Syria said it has categorically rejected a new resolution from the Arab League which calls for the formation of a joint Arab-United Nations peacekeeping mission in the country to help bring an end to the bloodshed that has lasted almost one year.

Moreover, the Arab League said it will cancel all forms of diplomatic co-operation with Damascus, and also vowed to provide political and material support to Assad’s opponents.

Saud Al-Faisal, the Saudi Arabian foreign minister, told a delegation of Arab League officials: Until when will we remain spectators?' [The bloodshed in Syria] is a disgrace for us as Muslims and Arabs to accept.

The Syrian envoy in Cairo, Egypt, Yusuf Ahmed, criticized the new proposals, citing that they reflected the hysteria of these governments.”

Syria’s state-controlled news agency SANA cited an unnamed Damascus official who said: This [Arab League] decision will not prevent the Syrian government from fulfilling its responsibilities in protecting its citizens and restoring security and stability. Syria rejects decisions that are a flagrant interference.”

The European Union supported the Arab League's plan.

Michael Mann, spokesman for EU foreign policy chief Catherine Ashton, said in a statement: We welcome these bold decisions and the strong and clear commitment and leadership that the Arab League is taking to resolve the crisis in Syria. The EU's first goal is an immediate cessation of killings and therefore we are very supportive of any initiative that can help achieve this objective, including a stronger Arab presence on the ground in co-operation with the UN to achieve a ceasefire and the end of violence.

Mann further said: We renew our urgent calls on all members of the [UN] Security Council to be constructive and act with responsibility at this crucial moment.

However, Russia (which along with China has already blocked a UN resolution condemning the government of Bashar al-Assad) warned that a foreign peacekeeping mission cannot be sent to Syria until the violence within the nation’s borders have ceased.

Russia’s Foreign Minister Sergei Lavrov, who visited with Assad in Damascus last week, told reporters in Moscow: “The problem is that the armed groups that are fighting the Syrian regime do not answer to anyone and are not controlled by anyone.”

He also said: We have joint efforts to support the [Syrian] people and its aspiration and hopes for a better life, democratic development, joint effort for this aspiration to stop this bloodshed. For this reason we need wide inter-Syrian dialogue and co-operation to find a solution or decisions which will meet the interest of all Syrians and which will rule out interference from outside.

Similarly, China also called for caution with respect to Syria.

Liu Weimin, a spokesman for the foreign ministry in Beijing said: China hopes all relevant parties can keep dialogue and communication to play a positive and constructive role in politically resolving the Syrian issue and easing the country's tension.

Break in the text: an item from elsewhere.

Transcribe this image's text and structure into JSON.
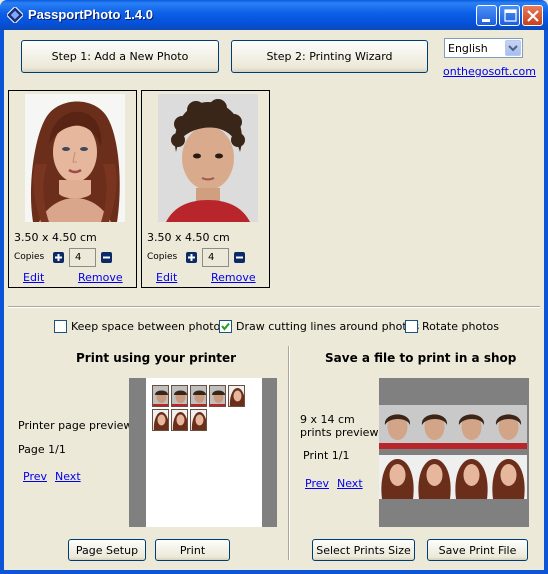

Meanwhile, western governments are planning new measures to deal with the crisis in Syria.

The United Nations General Assembly is scheduled to debate the Syrian issue again and strive for some kind of consensus.

Jim Muir, BBC correspondent in Beirut, Lebanon, wrote: “[The decisions] to halt all economic and diplomatic cooperation with the Syrian government may intensify the pressure and isolation for Damascus. But the call on the UN Security Council to pass a resolution to set up a joint UN-Arab League peacekeeping operation is unlikely to bring swift results. Any such move needs a ceasefire which does not exist, and which Syria would not accept because it would put rebels and government on the same footing.”

Muir added: “It would also require a consensus at the Security Council which is not there. But the [Arab] League's decisions give its members political cover for backing and financing the Syrian opposition. Syria already accuses some Arab states of paying and arming the rebels.”

Meanwhile, violence continues in the Syrian city of Homs, were hundreds of people are believed to have died since Assad’s security forces launched a brutal new offensive there.

Human rights activists believed at least 7,000 people have died in Syria over the past eleven months of unrest.